With the blackboard behind him and the circle of seated, eager listeners before him, Arnie felt very much at home. As though he were back in a classroom at the university, not the wardroom of the Vitus Bering, He resisted the impulse to turn and write his name, ARNDE KLEIN, in large letters upon the board. But he did write DALETH EFFECT very clearly at the top, then the Hebrew letter ã after it.

“If you will be patient for a moment, I must give you a small amount of history in order to explain what you witnessed this morning. You will remember that Israel conducted a series of atmospheric research experiments with rockets a few years ago. The tests served a number of functions, not the least of which was to show the surrounding Arab countries that we… that is they, Israel… had home-manufactured rockets and did not depend upon the vagaries of foreign supplies. Due to the physical limitations imposed by the surrounding countries, and the size of Israel, there was very little choice of trajectories. Straight up and straight back down was all that we could do, and some very exacting control techniques had to be worked out to accomplish this. But a rocket that rose vertically and stayed directly above the launch site on the ground proved an invaluable research device for a number of disciplines. A trailing smoke cloud supplied the meteorologists with wind direction and speed at all altitudes, while internal instrumentation recordings later coordinated this with atmospheric pressure and temperature.
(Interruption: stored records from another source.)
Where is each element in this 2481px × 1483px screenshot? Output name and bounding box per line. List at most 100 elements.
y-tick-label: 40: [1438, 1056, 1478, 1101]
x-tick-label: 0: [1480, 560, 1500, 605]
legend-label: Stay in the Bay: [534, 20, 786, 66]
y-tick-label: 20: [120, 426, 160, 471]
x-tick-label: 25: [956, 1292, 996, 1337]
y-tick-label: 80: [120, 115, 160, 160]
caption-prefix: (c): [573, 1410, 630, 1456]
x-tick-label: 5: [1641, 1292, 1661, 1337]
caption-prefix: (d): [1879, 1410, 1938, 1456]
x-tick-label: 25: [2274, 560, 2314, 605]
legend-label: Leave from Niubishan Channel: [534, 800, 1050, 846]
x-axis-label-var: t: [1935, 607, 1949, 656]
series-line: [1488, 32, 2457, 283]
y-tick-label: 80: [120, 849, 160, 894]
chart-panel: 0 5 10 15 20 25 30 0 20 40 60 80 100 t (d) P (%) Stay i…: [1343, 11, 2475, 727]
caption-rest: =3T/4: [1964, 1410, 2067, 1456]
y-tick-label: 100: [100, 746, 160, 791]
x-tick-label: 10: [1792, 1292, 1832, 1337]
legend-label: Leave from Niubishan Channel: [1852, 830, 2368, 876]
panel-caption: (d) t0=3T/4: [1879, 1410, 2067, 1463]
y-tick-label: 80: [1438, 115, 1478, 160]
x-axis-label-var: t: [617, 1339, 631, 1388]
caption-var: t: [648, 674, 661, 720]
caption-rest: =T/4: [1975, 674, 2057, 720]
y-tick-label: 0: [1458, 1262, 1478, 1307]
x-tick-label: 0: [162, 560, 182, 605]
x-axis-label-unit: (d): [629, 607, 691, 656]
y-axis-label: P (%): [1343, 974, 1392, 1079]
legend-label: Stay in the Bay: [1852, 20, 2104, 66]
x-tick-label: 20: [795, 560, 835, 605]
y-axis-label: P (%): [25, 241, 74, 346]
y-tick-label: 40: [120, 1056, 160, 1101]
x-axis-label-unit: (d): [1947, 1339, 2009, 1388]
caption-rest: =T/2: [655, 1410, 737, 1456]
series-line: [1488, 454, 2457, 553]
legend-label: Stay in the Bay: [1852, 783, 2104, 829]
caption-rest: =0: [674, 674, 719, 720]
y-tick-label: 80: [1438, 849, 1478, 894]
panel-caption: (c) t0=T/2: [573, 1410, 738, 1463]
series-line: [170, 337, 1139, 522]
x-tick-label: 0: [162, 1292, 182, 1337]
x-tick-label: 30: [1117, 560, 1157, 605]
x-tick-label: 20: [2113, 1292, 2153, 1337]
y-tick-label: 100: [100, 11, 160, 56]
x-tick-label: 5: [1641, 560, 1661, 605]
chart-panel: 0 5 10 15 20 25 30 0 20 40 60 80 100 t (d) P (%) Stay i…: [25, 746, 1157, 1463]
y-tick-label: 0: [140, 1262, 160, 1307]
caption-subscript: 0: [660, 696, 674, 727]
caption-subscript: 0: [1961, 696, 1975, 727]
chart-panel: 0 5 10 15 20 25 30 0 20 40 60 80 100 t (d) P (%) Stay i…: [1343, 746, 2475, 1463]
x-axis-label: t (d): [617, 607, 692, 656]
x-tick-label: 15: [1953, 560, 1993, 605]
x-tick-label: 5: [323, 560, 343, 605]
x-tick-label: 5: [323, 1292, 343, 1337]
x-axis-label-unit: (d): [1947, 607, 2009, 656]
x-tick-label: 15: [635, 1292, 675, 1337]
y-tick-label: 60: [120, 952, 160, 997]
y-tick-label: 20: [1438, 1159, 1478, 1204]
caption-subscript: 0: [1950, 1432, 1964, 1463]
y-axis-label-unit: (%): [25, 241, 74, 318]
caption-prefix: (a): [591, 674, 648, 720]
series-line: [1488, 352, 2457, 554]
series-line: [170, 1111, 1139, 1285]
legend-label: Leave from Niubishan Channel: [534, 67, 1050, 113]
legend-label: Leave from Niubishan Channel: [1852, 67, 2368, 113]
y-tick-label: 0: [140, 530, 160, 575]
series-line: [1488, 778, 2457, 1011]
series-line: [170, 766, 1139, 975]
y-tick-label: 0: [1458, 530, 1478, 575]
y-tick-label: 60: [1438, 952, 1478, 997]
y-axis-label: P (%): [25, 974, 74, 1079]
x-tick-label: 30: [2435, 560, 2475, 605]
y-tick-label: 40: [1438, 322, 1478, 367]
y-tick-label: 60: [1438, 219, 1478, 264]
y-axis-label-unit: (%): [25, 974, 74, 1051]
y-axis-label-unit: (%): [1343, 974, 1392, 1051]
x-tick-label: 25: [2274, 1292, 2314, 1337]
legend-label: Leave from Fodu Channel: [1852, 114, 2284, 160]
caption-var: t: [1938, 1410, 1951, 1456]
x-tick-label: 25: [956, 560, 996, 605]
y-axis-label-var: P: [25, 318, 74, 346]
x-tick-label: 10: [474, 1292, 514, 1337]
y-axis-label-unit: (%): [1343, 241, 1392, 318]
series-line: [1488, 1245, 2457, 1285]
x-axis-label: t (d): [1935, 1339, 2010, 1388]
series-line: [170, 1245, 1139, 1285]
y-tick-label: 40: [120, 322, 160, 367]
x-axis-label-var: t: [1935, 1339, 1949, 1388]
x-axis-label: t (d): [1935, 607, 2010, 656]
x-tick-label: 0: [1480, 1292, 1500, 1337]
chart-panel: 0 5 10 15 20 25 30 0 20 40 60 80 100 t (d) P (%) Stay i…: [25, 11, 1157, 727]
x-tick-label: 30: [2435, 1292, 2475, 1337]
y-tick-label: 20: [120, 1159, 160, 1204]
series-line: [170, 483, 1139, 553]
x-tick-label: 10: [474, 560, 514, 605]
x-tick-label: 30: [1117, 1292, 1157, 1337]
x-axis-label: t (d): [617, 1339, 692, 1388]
Once out of the atmosphere there were even more experiments, but the one that we concern ourselves with now is the one that inadvertently revealed what can only be called gravimetric anomalies.” He started to write the word on the blackboard, but controlled himself at the last moment.

“My interest at this time was in quasars, and the possible source of their incomprehensible energies. Even the total annihilation of matter, as you know, cannot explain the energy generation of quasars. But this became almost incidental because—completely by chance—this rocket probe was out of the atmosphere when a solar flare started. It was there for almost fifty minutes. Other probes, in the past, have been launched as soon as a flare has been detected, but this means a lag of an hour at least after the original explosion of energy. Therefore I had the first readings to work with on the complete buildup of a solar flare. Magnetometer, cosmic ray particles—and something that looked completely irrelevant at the time: the engineering data. This drew my attention because I had been working for some years on certain aspects of the Einsteinian quantum theory that relate to gravity. This research had just proven to be a complete dead end, but it was still on my mind. So when the others discarded some of the data because they believed the telemetry was misreading due to the strong magnetic fields, I investigated in greater detail. The data was actually sound, but it showed that a wholly inexplicable force was operating that seemingly reduced the probe’s weight, but not its mass. That is to say that its gravitational mass and inertia! mass were temporarily unequal. I assigned the symbol Daleth to this discrepancy factor and then sought to find out what it was. To begin with, I at once thought of the Schwarzchild mass, or rather the application of this to the four-dimensional continuum of the Minkowski universe.